Kuvama
Alex Smith's 20-year career in B2B SaaS—spanning sales, pre-sales, delivery, and customer success—gave him a front-row seat to a fundamental problem. As the industry shifted from on-premise perpetual licenses to subscription models, companies struggled to adapt. They'd add a customer success team or train sales on value selling, but it was never a joined-up, customer-centric approach. "I've seen a lot of companies struggle to catch up with the new reality," Alex recalled. The insight was clear: the entire customer journey—from marketing through sales to retention—needed to be built around the customer's success outcomes, not just feature adoption.
Kuvama started in 2017 as a consulting agency with three full-time employees and rotating contractors. For years, they solved customer value management problems the old-fashioned way: consulting projects and Excel-based tools. But in 2020, Alex spotted an opportunity to build a SaaS product. "We didn't have a clear plan from day one that this would become a SaaS," he explained. "We discovered the opportunity through consulting and learning that this problem couldn't be solved at scale that way." In summer 2020, they built a prototype. In October 2020, they won a £100,000 UK government innovation grant linked to COVID recovery. With that capital, they brought on contractors and started real code development. By Q2 2021, they signed their first customer contract.
Their first customers came through their existing consulting network and credibility. Today, they have 4 paying customers actively using the SaaS platform, with the other 11 customers from earlier years having been served via consulting engagements or Excel-based solutions. The pricing model reflects enterprise complexity: a platform fee plus per-user licenses, ranging from $50,000 to $200,000 per year depending on company size and number of users (BDRs, STRs, salespeople, pre-sales teams, customer success managers). "At the moment it ranges from maybe $50,000 per year up to around $200,000 per year," Alex said.

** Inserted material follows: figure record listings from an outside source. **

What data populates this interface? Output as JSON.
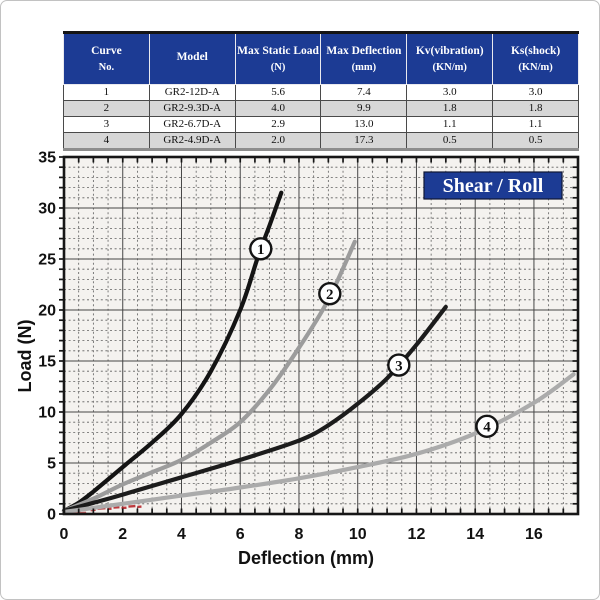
{
  "table": {
    "header_bg": "#1c3b94",
    "header_text_color": "#ffffff",
    "stripe_color": "#d7d7d7",
    "columns": [
      {
        "title": "Curve",
        "unit": "No."
      },
      {
        "title": "Model",
        "unit": ""
      },
      {
        "title": "Max Static Load",
        "unit": "(N)"
      },
      {
        "title": "Max Deflection",
        "unit": "(mm)"
      },
      {
        "title": "Kv(vibration)",
        "unit": "(KN/m)"
      },
      {
        "title": "Ks(shock)",
        "unit": "(KN/m)"
      }
    ],
    "rows": [
      [
        "1",
        "GR2-12D-A",
        "5.6",
        "7.4",
        "3.0",
        "3.0"
      ],
      [
        "2",
        "GR2-9.3D-A",
        "4.0",
        "9.9",
        "1.8",
        "1.8"
      ],
      [
        "3",
        "GR2-6.7D-A",
        "2.9",
        "13.0",
        "1.1",
        "1.1"
      ],
      [
        "4",
        "GR2-4.9D-A",
        "2.0",
        "17.3",
        "0.5",
        "0.5"
      ]
    ]
  },
  "chart_data": {
    "type": "line",
    "badge_label": "Shear / Roll",
    "badge_bg": "#1c3b94",
    "badge_text_color": "#ffffff",
    "xlabel": "Deflection (mm)",
    "ylabel": "Load (N)",
    "xlim": [
      0,
      17.5
    ],
    "ylim": [
      0,
      35
    ],
    "x_major_ticks": [
      0,
      2,
      4,
      6,
      8,
      10,
      12,
      14,
      16
    ],
    "x_minor_step": 0.5,
    "y_major_ticks": [
      0,
      5,
      10,
      15,
      20,
      25,
      30,
      35
    ],
    "y_minor_step": 1,
    "grid": "major-solid, minor-dashed",
    "plot_bg": "#f4f2ef",
    "frame_color": "#161616",
    "watermark_color": "#b52025",
    "series": [
      {
        "name": "1",
        "color": "#141414",
        "points": [
          [
            0,
            0.3
          ],
          [
            0.5,
            1.1
          ],
          [
            1,
            2.2
          ],
          [
            2,
            4.6
          ],
          [
            3,
            7
          ],
          [
            4,
            9.8
          ],
          [
            5,
            14
          ],
          [
            6,
            20
          ],
          [
            6.6,
            25.2
          ],
          [
            7,
            28.3
          ],
          [
            7.4,
            31.5
          ]
        ],
        "label_at": [
          6.7,
          26
        ]
      },
      {
        "name": "2",
        "color": "#9c9c9c",
        "points": [
          [
            0,
            0.3
          ],
          [
            1,
            1.5
          ],
          [
            2,
            2.9
          ],
          [
            3,
            4.1
          ],
          [
            4,
            5.3
          ],
          [
            5,
            7
          ],
          [
            6,
            9
          ],
          [
            7,
            12.2
          ],
          [
            8,
            16.3
          ],
          [
            9,
            21
          ],
          [
            9.9,
            26.7
          ]
        ],
        "label_at": [
          9.05,
          21.6
        ]
      },
      {
        "name": "3",
        "color": "#1c1c1c",
        "points": [
          [
            0,
            0.3
          ],
          [
            1,
            1.1
          ],
          [
            2,
            1.9
          ],
          [
            4,
            3.6
          ],
          [
            6,
            5.3
          ],
          [
            8,
            7.2
          ],
          [
            9,
            8.7
          ],
          [
            10,
            10.8
          ],
          [
            11,
            13.3
          ],
          [
            12,
            16.6
          ],
          [
            13,
            20.3
          ]
        ],
        "label_at": [
          11.4,
          14.6
        ]
      },
      {
        "name": "4",
        "color": "#ababab",
        "points": [
          [
            0,
            0.2
          ],
          [
            2,
            1
          ],
          [
            4,
            1.8
          ],
          [
            6,
            2.6
          ],
          [
            8,
            3.5
          ],
          [
            10,
            4.6
          ],
          [
            12,
            5.9
          ],
          [
            14,
            7.9
          ],
          [
            16,
            10.9
          ],
          [
            17.35,
            13.7
          ]
        ],
        "label_at": [
          14.4,
          8.6
        ]
      }
    ]
  }
}
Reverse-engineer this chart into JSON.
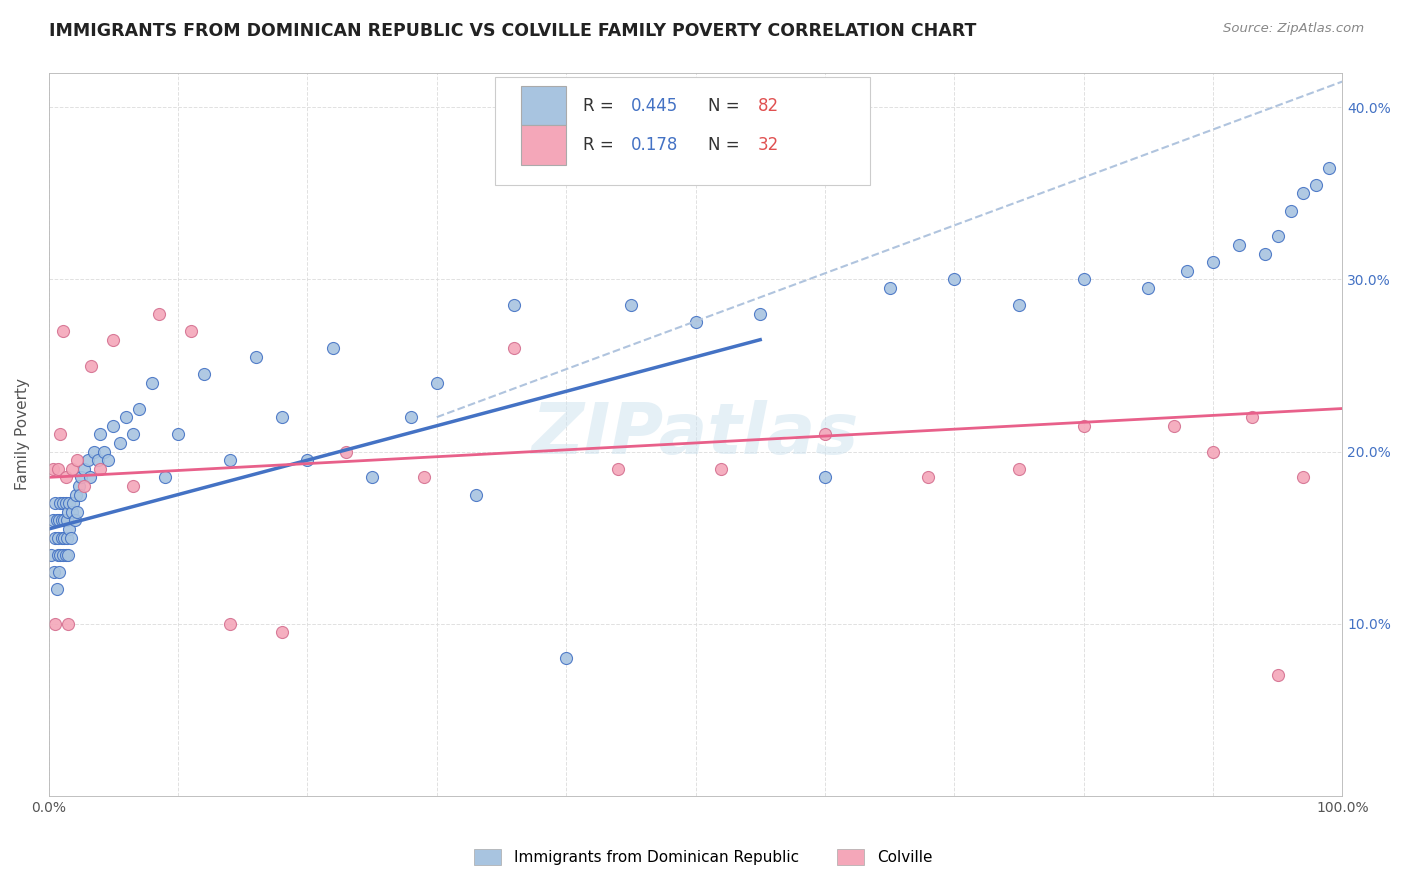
{
  "title": "IMMIGRANTS FROM DOMINICAN REPUBLIC VS COLVILLE FAMILY POVERTY CORRELATION CHART",
  "source": "Source: ZipAtlas.com",
  "ylabel": "Family Poverty",
  "xlim": [
    0,
    1.0
  ],
  "ylim": [
    0,
    0.42
  ],
  "x_ticks": [
    0.0,
    0.1,
    0.2,
    0.3,
    0.4,
    0.5,
    0.6,
    0.7,
    0.8,
    0.9,
    1.0
  ],
  "x_tick_labels": [
    "0.0%",
    "",
    "",
    "",
    "",
    "",
    "",
    "",
    "",
    "",
    "100.0%"
  ],
  "y_ticks": [
    0.0,
    0.1,
    0.2,
    0.3,
    0.4
  ],
  "y_tick_labels_left": [
    "",
    "",
    "",
    "",
    ""
  ],
  "y_tick_labels_right": [
    "",
    "10.0%",
    "20.0%",
    "30.0%",
    "40.0%"
  ],
  "legend_r1": "R = 0.445",
  "legend_n1": "N = 82",
  "legend_r2": "R =  0.178",
  "legend_n2": "N = 32",
  "color_blue": "#a8c4e0",
  "color_blue_dark": "#4472c4",
  "color_pink": "#f4a7b9",
  "color_pink_line": "#e8608a",
  "color_dashed": "#b0c4de",
  "watermark": "ZIPatlas",
  "blue_scatter_x": [
    0.002,
    0.003,
    0.004,
    0.005,
    0.005,
    0.006,
    0.006,
    0.007,
    0.007,
    0.008,
    0.008,
    0.009,
    0.009,
    0.01,
    0.01,
    0.011,
    0.011,
    0.012,
    0.012,
    0.013,
    0.013,
    0.014,
    0.014,
    0.015,
    0.015,
    0.016,
    0.016,
    0.017,
    0.018,
    0.019,
    0.02,
    0.021,
    0.022,
    0.023,
    0.024,
    0.025,
    0.027,
    0.03,
    0.032,
    0.035,
    0.038,
    0.04,
    0.043,
    0.046,
    0.05,
    0.055,
    0.06,
    0.065,
    0.07,
    0.08,
    0.09,
    0.1,
    0.12,
    0.14,
    0.16,
    0.18,
    0.2,
    0.22,
    0.25,
    0.28,
    0.3,
    0.33,
    0.36,
    0.4,
    0.45,
    0.5,
    0.55,
    0.6,
    0.65,
    0.7,
    0.75,
    0.8,
    0.85,
    0.88,
    0.9,
    0.92,
    0.94,
    0.95,
    0.96,
    0.97,
    0.98,
    0.99
  ],
  "blue_scatter_y": [
    0.14,
    0.16,
    0.13,
    0.15,
    0.17,
    0.12,
    0.16,
    0.14,
    0.15,
    0.13,
    0.16,
    0.14,
    0.17,
    0.15,
    0.16,
    0.14,
    0.17,
    0.15,
    0.16,
    0.14,
    0.17,
    0.15,
    0.16,
    0.14,
    0.165,
    0.155,
    0.17,
    0.15,
    0.165,
    0.17,
    0.16,
    0.175,
    0.165,
    0.18,
    0.175,
    0.185,
    0.19,
    0.195,
    0.185,
    0.2,
    0.195,
    0.21,
    0.2,
    0.195,
    0.215,
    0.205,
    0.22,
    0.21,
    0.225,
    0.24,
    0.185,
    0.21,
    0.245,
    0.195,
    0.255,
    0.22,
    0.195,
    0.26,
    0.185,
    0.22,
    0.24,
    0.175,
    0.285,
    0.08,
    0.285,
    0.275,
    0.28,
    0.185,
    0.295,
    0.3,
    0.285,
    0.3,
    0.295,
    0.305,
    0.31,
    0.32,
    0.315,
    0.325,
    0.34,
    0.35,
    0.355,
    0.365
  ],
  "pink_scatter_x": [
    0.003,
    0.005,
    0.007,
    0.009,
    0.011,
    0.013,
    0.015,
    0.018,
    0.022,
    0.027,
    0.033,
    0.04,
    0.05,
    0.065,
    0.085,
    0.11,
    0.14,
    0.18,
    0.23,
    0.29,
    0.36,
    0.44,
    0.52,
    0.6,
    0.68,
    0.75,
    0.8,
    0.87,
    0.9,
    0.93,
    0.95,
    0.97
  ],
  "pink_scatter_y": [
    0.19,
    0.1,
    0.19,
    0.21,
    0.27,
    0.185,
    0.1,
    0.19,
    0.195,
    0.18,
    0.25,
    0.19,
    0.265,
    0.18,
    0.28,
    0.27,
    0.1,
    0.095,
    0.2,
    0.185,
    0.26,
    0.19,
    0.19,
    0.21,
    0.185,
    0.19,
    0.215,
    0.215,
    0.2,
    0.22,
    0.07,
    0.185
  ],
  "blue_line_x0": 0.0,
  "blue_line_y0": 0.155,
  "blue_line_x1": 0.55,
  "blue_line_y1": 0.265,
  "dashed_line_x0": 0.3,
  "dashed_line_y0": 0.22,
  "dashed_line_x1": 1.0,
  "dashed_line_y1": 0.415,
  "pink_line_x0": 0.0,
  "pink_line_y0": 0.185,
  "pink_line_x1": 1.0,
  "pink_line_y1": 0.225
}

The consulting-first approach validated the problem but revealed a hard truth: you can't scale value management consulting indefinitely. What worked was building credibility and deep customer understanding over years. What didn't was trying to solve the problem without a cohesive platform. Alex's background in packaging and pricing for SaaS companies informed their go-to-market, but he acknowledged they're still refining the monetization model. The upsell strategy combines user growth and the sale of additional modules to support the end-to-end customer journey. Alex also emphasized that their solution requires setup and implementation support—"it's not a plug-and-play SaaS app." This reality meant they needed capital to invest not just in product but in delivery and customer success functions.
In 2021, the combined agency-plus-SaaS entity generated close to $1M in revenue, mostly from consulting. In 2022, that mix would gradually shift. The team stood at 4 full-time employees plus 5-6 contractors. Then came the pre-seed round: £1.1M (~$1.4M USD) at a ~$10-20M valuation (priced equity round). That capital would fund platform acceleration, hiring up to 9 full-time employees, and investment in delivery and customer success. Alex's bet was that the market was on the cusp of explosive growth—Gartner was starting to track and validate the customer value management category. His differentiation against larger players like Gainsight (focused only on the customer success phase) was clear: Kuvama integrates across the entire customer journey, connecting marketing, sales (CRM, HubSpot, Salesforce), and customer success (Gainsight) into one value-driven platform.
- •Alex's 20 years of direct experience in B2B SaaS sales, delivery, and customer success gave him credibility and a deeply validated problem that he'd observed across multiple companies, making it easier to convince enterprises to trust a new vendor.
- •The consulting agency foundation (2017-2020) served as a continuous customer discovery mechanism that proved the market problem was real and unsolvable at scale without software, reducing the risk of building a product nobody wanted.
- •Winning a £100,000 government innovation grant provided non-dilutive capital specifically timed to transition from consulting to product development, enabling them to invest in engineering without needing to immediately hit aggressive sales targets.
- •Their existing consulting network became a ready pipeline of warm introductions and reference customers, allowing them to sign enterprise contracts at $50-200K annually without building a traditional sales and marketing function from scratch.
- 1.Spend 3-5 years working directly in your target customer's role or adjacent roles (sales, CS, delivery) to develop genuine domain expertise and a network of relationships you can later leverage as founder credibility.
- 2.Launch a service business or consulting arm first to validate the core problem at scale before writing a single line of product code; use each engagement to refine your understanding of what a software solution must do.
- 3.Apply for non-dilutive funding (government grants, innovation programs) that align with a clear transition point from services to product, using the capital runway to build a minimal viable platform rather than to fuel customer acquisition.
- 4.Price your initial SaaS offering based on the consulting fees you were charging for similar work, and structure it as a platform fee plus modular add-ons so that existing consulting relationships can naturally upgrade to self-serve or managed deployments.